I occasionally get questions about my companies (yes, plural) so I thought I’d write a post explaining them.
Enterprise Data & Analytics
Enterprise Data & Analytics is a boutique consulting firm. I own the company and I also deliver consulting services. We have a team of experienced engineers who deliver everything from cloud data migrations to data science to performance-tuning to tier-2 support for Azure, AWS, SQL Server, MySQL, SSIS, and other data-related platforms. If we don’t have the experience in-house, we can find someone who can help your team deliver.
Andy Leonard Consulting
Andy Leonard Consulting is the umbrella company for my other activities and includes:
So…
My company with “consulting” in the name does everything except consulting. My company that doesn’t have consulting in the name does consulting. Confusing? Yep. So how’d I get here?
How I Got Here
When I decided to leave my last venture – actually, before I decided to leave, while I was having conversations about how to remain engaged there – I started Andy Leonard Training, Inc. DBA Andy Leonard Consulting. Shortly thereafter, I was having lunch with a friend who is way better at business stuff than I am and he said to me, “Andy, ‘Andy Leonard Consulting’ sounds like a one-person operation.” My response? “There’s a very good reason for that…”
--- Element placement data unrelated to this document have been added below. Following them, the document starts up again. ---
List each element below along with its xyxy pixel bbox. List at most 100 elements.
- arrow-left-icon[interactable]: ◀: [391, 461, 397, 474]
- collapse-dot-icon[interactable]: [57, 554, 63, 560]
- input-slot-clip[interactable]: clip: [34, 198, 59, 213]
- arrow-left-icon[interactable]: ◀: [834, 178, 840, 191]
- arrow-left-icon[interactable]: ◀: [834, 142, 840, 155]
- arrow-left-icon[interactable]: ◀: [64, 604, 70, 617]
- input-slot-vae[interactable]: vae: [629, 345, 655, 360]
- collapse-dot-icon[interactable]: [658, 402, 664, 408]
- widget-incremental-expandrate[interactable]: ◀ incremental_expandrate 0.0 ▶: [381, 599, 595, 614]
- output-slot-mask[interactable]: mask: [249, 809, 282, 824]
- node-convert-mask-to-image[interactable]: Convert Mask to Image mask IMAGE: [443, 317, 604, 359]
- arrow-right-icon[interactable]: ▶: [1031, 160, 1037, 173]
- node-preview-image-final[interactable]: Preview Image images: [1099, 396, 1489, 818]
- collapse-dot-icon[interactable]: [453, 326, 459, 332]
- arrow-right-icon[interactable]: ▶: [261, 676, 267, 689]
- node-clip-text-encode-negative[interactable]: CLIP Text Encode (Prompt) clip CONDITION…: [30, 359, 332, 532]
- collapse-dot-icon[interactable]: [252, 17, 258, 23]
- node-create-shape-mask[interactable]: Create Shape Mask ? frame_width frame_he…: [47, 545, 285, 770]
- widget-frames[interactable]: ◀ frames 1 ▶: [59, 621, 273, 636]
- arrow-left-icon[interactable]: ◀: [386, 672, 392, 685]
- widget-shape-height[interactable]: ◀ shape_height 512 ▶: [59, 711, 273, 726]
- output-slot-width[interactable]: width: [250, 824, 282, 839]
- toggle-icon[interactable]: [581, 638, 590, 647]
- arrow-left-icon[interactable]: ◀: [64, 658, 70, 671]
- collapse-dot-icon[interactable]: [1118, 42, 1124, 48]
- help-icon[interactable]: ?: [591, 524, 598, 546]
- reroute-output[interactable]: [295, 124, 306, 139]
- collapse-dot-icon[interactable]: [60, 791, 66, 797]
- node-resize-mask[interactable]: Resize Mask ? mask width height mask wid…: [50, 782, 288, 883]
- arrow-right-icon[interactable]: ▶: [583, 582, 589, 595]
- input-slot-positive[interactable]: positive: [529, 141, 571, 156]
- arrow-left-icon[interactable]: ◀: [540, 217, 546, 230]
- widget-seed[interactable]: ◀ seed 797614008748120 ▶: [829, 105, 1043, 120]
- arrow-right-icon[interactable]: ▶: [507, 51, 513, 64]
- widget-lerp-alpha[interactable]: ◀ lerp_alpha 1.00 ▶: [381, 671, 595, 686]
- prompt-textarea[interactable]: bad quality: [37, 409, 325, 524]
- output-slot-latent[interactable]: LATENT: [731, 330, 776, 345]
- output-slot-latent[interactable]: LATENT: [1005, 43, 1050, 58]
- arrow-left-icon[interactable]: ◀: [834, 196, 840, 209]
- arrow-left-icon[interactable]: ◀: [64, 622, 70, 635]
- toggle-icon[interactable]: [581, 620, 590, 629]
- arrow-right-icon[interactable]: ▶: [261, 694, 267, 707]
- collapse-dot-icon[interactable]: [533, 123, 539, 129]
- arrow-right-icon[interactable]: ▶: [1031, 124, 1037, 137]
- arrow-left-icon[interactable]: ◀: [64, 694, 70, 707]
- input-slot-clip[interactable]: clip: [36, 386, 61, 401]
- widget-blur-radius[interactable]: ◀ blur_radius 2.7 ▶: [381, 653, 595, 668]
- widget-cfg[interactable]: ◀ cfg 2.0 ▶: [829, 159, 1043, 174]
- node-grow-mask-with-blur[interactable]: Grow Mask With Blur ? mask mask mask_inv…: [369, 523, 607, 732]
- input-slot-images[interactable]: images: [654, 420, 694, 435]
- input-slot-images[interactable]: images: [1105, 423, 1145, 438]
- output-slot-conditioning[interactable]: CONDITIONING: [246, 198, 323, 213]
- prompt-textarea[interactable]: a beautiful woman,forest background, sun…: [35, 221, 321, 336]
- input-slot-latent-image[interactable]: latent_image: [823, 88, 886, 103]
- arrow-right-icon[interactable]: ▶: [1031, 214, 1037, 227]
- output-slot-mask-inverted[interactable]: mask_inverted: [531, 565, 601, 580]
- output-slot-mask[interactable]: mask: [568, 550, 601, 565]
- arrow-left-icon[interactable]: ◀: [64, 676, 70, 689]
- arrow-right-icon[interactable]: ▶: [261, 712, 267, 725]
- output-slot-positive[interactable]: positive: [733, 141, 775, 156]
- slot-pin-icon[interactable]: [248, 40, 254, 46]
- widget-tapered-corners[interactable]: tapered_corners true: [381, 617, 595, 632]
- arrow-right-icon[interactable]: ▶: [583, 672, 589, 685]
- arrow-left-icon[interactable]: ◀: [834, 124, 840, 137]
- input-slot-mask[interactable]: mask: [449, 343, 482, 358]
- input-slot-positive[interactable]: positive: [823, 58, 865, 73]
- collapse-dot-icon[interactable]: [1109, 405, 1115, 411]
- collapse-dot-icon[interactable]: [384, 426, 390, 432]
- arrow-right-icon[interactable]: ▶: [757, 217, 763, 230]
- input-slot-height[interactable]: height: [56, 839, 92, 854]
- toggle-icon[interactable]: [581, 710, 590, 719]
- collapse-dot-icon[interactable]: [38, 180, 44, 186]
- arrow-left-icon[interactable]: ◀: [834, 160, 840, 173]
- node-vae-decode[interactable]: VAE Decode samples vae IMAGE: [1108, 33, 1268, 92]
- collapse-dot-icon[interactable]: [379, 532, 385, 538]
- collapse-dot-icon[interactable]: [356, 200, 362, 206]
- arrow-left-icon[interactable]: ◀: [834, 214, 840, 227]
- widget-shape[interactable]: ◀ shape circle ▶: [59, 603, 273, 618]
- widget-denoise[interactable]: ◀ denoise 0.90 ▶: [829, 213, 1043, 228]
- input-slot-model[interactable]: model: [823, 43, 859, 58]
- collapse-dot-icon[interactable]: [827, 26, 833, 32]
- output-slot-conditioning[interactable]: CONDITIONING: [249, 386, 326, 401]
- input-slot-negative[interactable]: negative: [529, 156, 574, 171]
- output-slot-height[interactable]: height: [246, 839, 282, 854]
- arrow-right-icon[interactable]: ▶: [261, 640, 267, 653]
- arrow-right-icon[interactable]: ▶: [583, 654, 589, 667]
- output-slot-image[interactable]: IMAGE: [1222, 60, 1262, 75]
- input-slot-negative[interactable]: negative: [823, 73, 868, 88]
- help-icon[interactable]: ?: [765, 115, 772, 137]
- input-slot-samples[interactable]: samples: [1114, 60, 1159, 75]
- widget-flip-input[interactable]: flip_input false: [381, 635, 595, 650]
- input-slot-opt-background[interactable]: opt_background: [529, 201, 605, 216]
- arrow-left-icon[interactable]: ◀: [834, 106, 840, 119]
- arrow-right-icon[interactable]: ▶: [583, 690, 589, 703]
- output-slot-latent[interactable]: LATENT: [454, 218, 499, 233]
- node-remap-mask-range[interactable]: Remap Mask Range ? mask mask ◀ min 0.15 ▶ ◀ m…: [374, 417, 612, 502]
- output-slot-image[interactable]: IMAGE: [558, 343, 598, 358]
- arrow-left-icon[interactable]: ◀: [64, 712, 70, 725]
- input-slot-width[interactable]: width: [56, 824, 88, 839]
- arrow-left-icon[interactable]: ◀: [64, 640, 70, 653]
My friend encouraged me to find a different name for my company. And then he found the name Enterprise Data & Analytics and even found the coolest URL: entdna.com.
That’s a good friend right there. And his suggestion was excellent; it wasn’t long before Enterprise Data & Analytics began to grow. Earlier this year, we (quietly) doubled in size.
Data Integration Lifecycle Management Suite
I kept Andy Leonard Consulting around because I wanted to keep software development activities partitioned from my consulting activities, in case my software development ideas failed. That may sound dumb today – three years after it started and with the success of DILM Suite and the book – but back then? I didn’t know if my ideas about DILM would ever come to fruition.
I’m pleased as punch to say now, three years later, that my ideas have produced fruit in the form of several utilities that make up the Data Integration Lifecycle Management Suite:
- Catalog Reports – a free and open source collection of SSRS reports for the SSIS Catalog.
- Basic Power BI Dashboard for SSIS Catalog – free and open source.
- SSIS Catalog Browser – a free utility for browsing SSIS Catalogs. Supports ADF SSIS integration Runtime (Azure-SSIS)!
- SSIS Framework Community Edition – a free and open source version of our enterprise-class SSIS execution framework.
- SSIS Framework Browser – a free utility for browsing SSIS Framework metadata.
- BimlExpress Metadata Framework – a free and open source example of one way to build an SSIS-generation engine using BimlExpress.
- SSIS Catalog Compare – the flagship product of DILM Suite, Catalog Compare manages enterprise SSIS Catalogs on-premises and in the cloud! SSIS Catalog Compare can be used to lift and shift SSIS to the cloud, even.
Biml Academy
Biml Academy was started to host videos from a week of one-hour free training sessions delivered in 2016. The idea was wildly popular and a team of Biml People delivered even more weeks of Biml Academy training. The free videos and content from those deliveries of Biml Academy remain on the site and remain free.
Along with the free material there is structured training for folks interested in learning Business Intelligence Markup Language (Biml) or more about Biml.
SSIS Academy
SSIS Academy launched in the summer of 2018. Similar to Biml Academy, SSIS Academy hosts training for folks interested in learning SQL Server Integration Services (SSIS) or learning more about SSIS.
Conclusion
I suppose you could say I am a serial entrepreneur. I enjoy consulting, training, and building software!